The Lipstick King – China’s Biggest Influencer
Society4 Minutes Read

The Lipstick King – China’s Biggest Influencer

November 18, 2021 Share

Li Jiaqi, otherwise known as the ‘Lipstick King’ or ‘Lipstick Brother’, is a certified online superstar in China. Despite being largely unknown outside the Middle Kingdom, the 29-year-old shopping livestreamer has 40 million fans on Douyin, the Chinese version of TikTok, and recently sold almost $2 billion of goods during China’s Singles’ Day shopping festival. His flamboyant personality and infectious enthusiasm over the beauty products he sells have won the hearts and minds of China’s online shopping community, making him one of the most recognisable faces in China to date. 

Li Jiaqi livestreaming on his shopping channel – Credit: Youku

Li comes from humble beginnings in the southern province of Hunan and worked as a beauty advisor at a L’Oréal store in second-tier city Nanchang until five years ago. For the first few years of streaming on Taobao Live – a livestream channel linked to Alibaba’s e-commerce platform Taobao – Li struggled to make an impact. He received hateful comments regularly, with people asking why is this man livestreaming women’s beauty products.

Eventually though, his unique sales technique started to gain momentum online and views went up rapidly. People enjoy his ability to grab their attention with his favourite catchphrase “Oh, my God! Buy it! Buy it!”, which he actually tried to trademark last year.

Today he has reached an unparalleled level of online fame. He sold a staggering $1.9 billion in goods on the first day of Alibaba’s 2021 Singles’ Day, reportedly clocking an insane 250 million viewers on his livestream.

Li holds the Guinness World Record for most lipstick applications in 30 seconds and once tried on 380 different lipsticks in a seven-hour livestream. In 2018 he even managed to sell 15,000 lipsticks in five minutes, beating billionaire co-founder of Alibaba Group Jack Ma in a one-to-one selling competition.

Li was on the Hurun China Under 30s to Watch List in 2019 and had an estimated net worth of somewhere between $1 million and $5 million. However, since the Covid-19 pandemic and the explosion of online shopping, Li has reached another level and boasts huge clout in China’s e-commerce market, influencing the purchasing choices of millions of people.

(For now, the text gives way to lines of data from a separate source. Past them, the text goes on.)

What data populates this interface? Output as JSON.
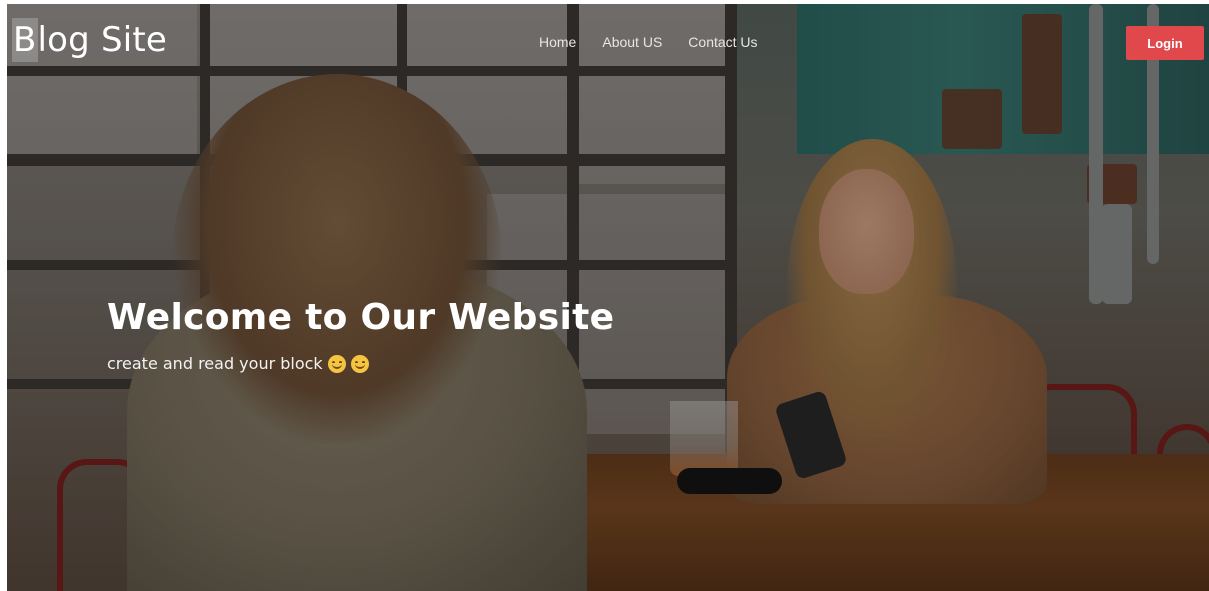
{
  "header": {
    "logo_text": "Blog Site",
    "logo_first_letter": "B",
    "logo_rest": "log Site",
    "nav": [
      {
        "label": "Home"
      },
      {
        "label": "About US"
      },
      {
        "label": "Contact Us"
      }
    ],
    "login_label": "Login"
  },
  "hero": {
    "title": "Welcome to Our Website",
    "subtitle": "create and read your block",
    "subtitle_icons": [
      "smiling-face-icon",
      "smiling-face-icon"
    ]
  },
  "colors": {
    "login_button": "#e0484b",
    "text": "#ffffff"
  }
}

Jing Daily reported in 2020 that a mere five-minute section of Li’s livestream caused the sales of a hotly anticipated 24-shade line of lipsticks from Hermès to tank in China after he told his 12 million viewers that the shades looked “cheap.” 

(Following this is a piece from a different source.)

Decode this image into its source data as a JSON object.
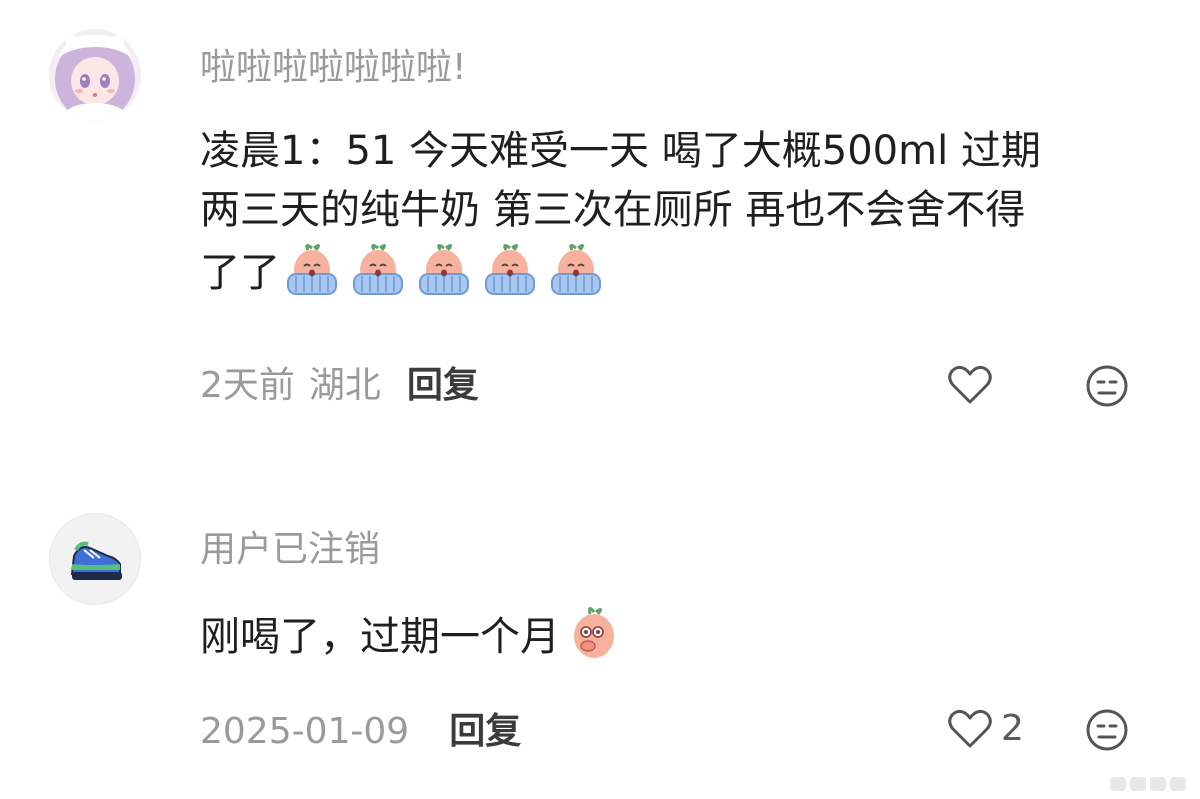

In 2021, Chinese media estimates that Li earns somewhere between $10 and $20 million from livestreaming each month, and Time has projected Li will be worth $15 billion by 2023 from livestreaming alone. He has become a household name in China, even appearing on state broadcaster CCTV’s Spring Festival Gala, the biggest TV event of the year.

Chinese women in particular have been won over by Li’s assuring voice and clever sales tactics. He criticises luxury brands like Chanel while outlining why he prefers some lesser-known beauty products, assuring his viewers that his opinion can be relied upon.

A fund-raising livestream he did for the city of Wuhan, the epicentre of the Covid-19 pandemic, further demonstrated his endearing online persona to the masses. On top of the funds raised, he donated 40,000 masks to the city.

The Lipstick King is currently riding a wave of invincibility at the pinnacle of China’s booming e-commerce industry. He even survived a recent piece of legislation that cracks down on what it calls the “feminisation” of young males who don’t conform to China’s gender norms.

Recently though, Li’s livestreams have promoted a new message for his followers, and it spells trouble for international brands.

He has been promoting domestic brands in the hope that he will influence his followers to buy Chinese. The advice comes as many high-profile Chinese influencers fall in line with the Chinese Communist Party’s “cultural confidence” movement that promotes the country’s traditional culture and endorses all things national.

Li Jiaqi in traditional clothing to promote his domestic brand livestream – Credit: @李佳琦直播官方微博 on Weibo

Younger generations of patriotic Chinese are responding to the message as they believe national brands are just as good as luxury foreign ones.  Li’s journey from humble beginnings makes him the perfect person to promote this movement because people trust him.

Li continues to work with foreign brands but is clearly adhering to the “cultural confidence” movement. According to Sixth Tone, he has featured more than 400 Chinese products in his livestreams in 2021, compared to around 200 last year.

“In recent years, I feel that young Chinese people have become more confident,” Li told Sixth Tone. “Their pride in our national culture has gotten stronger.”

Li’s influence in the industry is that far-reaching that his livestreams alone could play a major role in boosting the market and preventing Chinese money from flowing overseas. One thing for sure is that the Lipstick King will be a name you hear a lot more of over the next few years.